If the retailers (or more specifically, one particular retailer) are the enemy, it's *them* any punishment should be targeted at. I don't know exactly how to make that happen, aside from not offering the game to them to sell in the first place. I'm sure there must be a way without punishing the players for the retailer's business practices.
Punishing players is the easy way out, but I think it hurts more than it helps. I don't know what the proper solution is - but I can't bring myself to feel it's right to punish players for the actions of retailers.
As for the "games are too expensive" argument, my solution is simple - I buy fewer games.
As an example, there are a good number of XBLA titles that would be worth $10 to me, but not $15. So I don't buy them. At least with retail games, I could eventually pick them up at a reduced price. Not so with XBLA games, which essentially never drop, and are *very* seldom on sale. So, there's a lot of games I won't ever play because of that - and I'm OK with it. If I wasn't, I'd have to rethink how much those games were worth to me.

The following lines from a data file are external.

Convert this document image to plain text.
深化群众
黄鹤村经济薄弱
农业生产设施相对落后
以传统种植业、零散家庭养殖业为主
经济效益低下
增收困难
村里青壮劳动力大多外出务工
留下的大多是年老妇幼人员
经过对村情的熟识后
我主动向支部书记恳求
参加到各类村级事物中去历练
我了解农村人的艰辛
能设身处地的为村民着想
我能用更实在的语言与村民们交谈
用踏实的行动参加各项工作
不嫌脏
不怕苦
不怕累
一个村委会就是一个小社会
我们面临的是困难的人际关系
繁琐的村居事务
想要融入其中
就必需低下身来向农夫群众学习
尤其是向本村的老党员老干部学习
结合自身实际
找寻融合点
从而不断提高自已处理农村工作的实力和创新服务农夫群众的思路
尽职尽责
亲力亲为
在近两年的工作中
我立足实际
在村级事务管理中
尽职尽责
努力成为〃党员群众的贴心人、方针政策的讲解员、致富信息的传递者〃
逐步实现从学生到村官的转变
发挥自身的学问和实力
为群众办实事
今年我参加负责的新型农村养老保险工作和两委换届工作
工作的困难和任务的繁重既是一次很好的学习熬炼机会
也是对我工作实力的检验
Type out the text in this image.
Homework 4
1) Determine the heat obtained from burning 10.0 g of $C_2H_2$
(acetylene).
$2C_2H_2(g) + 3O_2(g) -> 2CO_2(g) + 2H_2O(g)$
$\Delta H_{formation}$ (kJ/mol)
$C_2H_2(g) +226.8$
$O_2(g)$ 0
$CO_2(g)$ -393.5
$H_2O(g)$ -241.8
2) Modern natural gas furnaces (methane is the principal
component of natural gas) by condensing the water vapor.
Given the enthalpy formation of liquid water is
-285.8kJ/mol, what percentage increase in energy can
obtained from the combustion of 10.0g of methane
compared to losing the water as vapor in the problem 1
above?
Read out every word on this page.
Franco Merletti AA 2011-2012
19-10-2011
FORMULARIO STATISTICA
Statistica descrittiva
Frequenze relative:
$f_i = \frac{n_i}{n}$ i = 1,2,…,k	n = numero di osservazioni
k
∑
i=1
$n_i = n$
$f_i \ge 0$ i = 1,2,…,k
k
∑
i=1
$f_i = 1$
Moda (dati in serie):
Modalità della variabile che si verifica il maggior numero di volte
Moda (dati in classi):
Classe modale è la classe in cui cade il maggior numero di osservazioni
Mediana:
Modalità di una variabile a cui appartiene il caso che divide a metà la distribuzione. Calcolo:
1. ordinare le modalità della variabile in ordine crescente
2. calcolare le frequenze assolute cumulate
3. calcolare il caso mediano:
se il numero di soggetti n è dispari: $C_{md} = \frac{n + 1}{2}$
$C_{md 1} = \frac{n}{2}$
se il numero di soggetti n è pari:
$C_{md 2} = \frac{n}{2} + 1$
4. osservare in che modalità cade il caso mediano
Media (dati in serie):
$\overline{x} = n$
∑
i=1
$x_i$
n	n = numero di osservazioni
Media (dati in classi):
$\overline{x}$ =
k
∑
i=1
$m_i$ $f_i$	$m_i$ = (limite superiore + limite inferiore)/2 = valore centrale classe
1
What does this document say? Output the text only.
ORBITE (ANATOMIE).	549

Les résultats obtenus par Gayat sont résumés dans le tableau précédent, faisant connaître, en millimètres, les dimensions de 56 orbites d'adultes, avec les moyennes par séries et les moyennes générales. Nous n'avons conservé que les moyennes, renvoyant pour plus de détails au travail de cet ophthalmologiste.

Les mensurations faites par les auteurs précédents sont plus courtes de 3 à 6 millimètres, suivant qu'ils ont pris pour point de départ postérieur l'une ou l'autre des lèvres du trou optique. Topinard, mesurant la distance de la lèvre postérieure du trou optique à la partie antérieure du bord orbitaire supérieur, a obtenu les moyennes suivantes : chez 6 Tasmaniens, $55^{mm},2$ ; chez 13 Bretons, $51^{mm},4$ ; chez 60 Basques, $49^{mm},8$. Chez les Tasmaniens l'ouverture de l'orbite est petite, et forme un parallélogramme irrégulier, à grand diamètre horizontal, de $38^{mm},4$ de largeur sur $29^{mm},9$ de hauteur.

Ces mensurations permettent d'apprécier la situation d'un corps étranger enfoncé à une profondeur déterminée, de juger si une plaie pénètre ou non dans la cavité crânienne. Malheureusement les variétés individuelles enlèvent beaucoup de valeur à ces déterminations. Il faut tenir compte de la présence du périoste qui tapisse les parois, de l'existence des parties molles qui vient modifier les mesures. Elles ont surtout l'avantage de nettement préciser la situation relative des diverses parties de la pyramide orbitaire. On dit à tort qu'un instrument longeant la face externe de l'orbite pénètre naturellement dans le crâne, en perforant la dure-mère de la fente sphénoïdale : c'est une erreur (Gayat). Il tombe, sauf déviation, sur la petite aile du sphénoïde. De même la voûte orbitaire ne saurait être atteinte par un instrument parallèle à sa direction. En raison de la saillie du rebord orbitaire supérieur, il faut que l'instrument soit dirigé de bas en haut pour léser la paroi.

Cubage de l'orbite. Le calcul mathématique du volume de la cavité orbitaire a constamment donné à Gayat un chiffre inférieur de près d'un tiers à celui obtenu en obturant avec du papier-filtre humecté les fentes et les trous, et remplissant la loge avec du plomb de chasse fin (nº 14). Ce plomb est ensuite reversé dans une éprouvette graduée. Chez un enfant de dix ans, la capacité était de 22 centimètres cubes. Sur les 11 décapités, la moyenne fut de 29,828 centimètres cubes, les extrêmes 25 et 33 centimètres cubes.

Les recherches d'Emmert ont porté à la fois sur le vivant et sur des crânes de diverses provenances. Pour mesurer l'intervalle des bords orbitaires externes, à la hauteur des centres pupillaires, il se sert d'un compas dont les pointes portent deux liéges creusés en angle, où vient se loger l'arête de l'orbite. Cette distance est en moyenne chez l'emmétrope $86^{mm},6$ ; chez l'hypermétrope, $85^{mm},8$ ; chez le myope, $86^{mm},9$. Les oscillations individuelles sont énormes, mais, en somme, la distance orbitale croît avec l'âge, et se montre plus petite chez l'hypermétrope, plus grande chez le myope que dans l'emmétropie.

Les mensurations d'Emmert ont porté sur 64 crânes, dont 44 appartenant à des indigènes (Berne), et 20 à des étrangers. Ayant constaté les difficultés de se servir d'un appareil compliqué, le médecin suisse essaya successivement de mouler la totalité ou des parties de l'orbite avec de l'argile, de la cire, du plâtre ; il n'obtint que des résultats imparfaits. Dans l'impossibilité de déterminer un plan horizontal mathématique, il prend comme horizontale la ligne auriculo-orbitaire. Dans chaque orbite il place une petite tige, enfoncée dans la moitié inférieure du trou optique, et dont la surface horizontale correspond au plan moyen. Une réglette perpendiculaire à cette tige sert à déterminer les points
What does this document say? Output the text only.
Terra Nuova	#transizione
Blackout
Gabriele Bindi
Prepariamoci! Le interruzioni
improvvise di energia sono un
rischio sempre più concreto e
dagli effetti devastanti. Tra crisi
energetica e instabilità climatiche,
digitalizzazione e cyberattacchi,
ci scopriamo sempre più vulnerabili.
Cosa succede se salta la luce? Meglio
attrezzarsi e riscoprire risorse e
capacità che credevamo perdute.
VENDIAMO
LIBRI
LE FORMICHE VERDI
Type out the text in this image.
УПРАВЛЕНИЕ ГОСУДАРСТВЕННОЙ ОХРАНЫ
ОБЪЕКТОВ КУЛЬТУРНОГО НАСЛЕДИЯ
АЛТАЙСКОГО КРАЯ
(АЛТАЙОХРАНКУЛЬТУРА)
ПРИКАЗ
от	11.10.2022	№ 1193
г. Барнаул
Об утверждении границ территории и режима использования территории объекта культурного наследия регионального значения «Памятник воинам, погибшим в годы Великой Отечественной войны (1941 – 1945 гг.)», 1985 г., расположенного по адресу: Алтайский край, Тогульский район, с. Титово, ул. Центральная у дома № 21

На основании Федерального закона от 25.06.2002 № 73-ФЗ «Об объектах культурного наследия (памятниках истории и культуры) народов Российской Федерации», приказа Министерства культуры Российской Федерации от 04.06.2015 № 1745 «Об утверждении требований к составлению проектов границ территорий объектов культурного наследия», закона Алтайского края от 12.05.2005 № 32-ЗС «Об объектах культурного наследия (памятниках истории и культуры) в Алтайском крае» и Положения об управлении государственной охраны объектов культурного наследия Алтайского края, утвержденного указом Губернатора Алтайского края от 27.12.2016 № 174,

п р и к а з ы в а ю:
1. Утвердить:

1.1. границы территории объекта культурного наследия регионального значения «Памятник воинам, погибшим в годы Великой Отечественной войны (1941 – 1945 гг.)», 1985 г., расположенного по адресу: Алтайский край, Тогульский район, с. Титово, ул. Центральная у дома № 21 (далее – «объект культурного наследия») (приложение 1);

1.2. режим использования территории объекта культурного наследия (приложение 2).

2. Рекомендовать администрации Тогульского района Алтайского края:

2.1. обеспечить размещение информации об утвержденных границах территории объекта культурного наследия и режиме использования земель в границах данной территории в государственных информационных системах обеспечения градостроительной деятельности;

Likewise, retail games at $60 make me think a bit more before buying them. I've passed over a good number of titles because I didn't feel it was worth $60 to me. At $50, I'd probably have bought at least a few that I chose not to. Luckily, retail games drop in price, as warehouse/shelf space is expensive, so a few months down the road, that game is $40 - which is much easier to swallow most of the time.
Another good example are Steam sales. That's how to get me to buy a lot of games - make 'em cheap! In retrospect, I spent more on games during Steam sales than during any other period. Why? Simple value.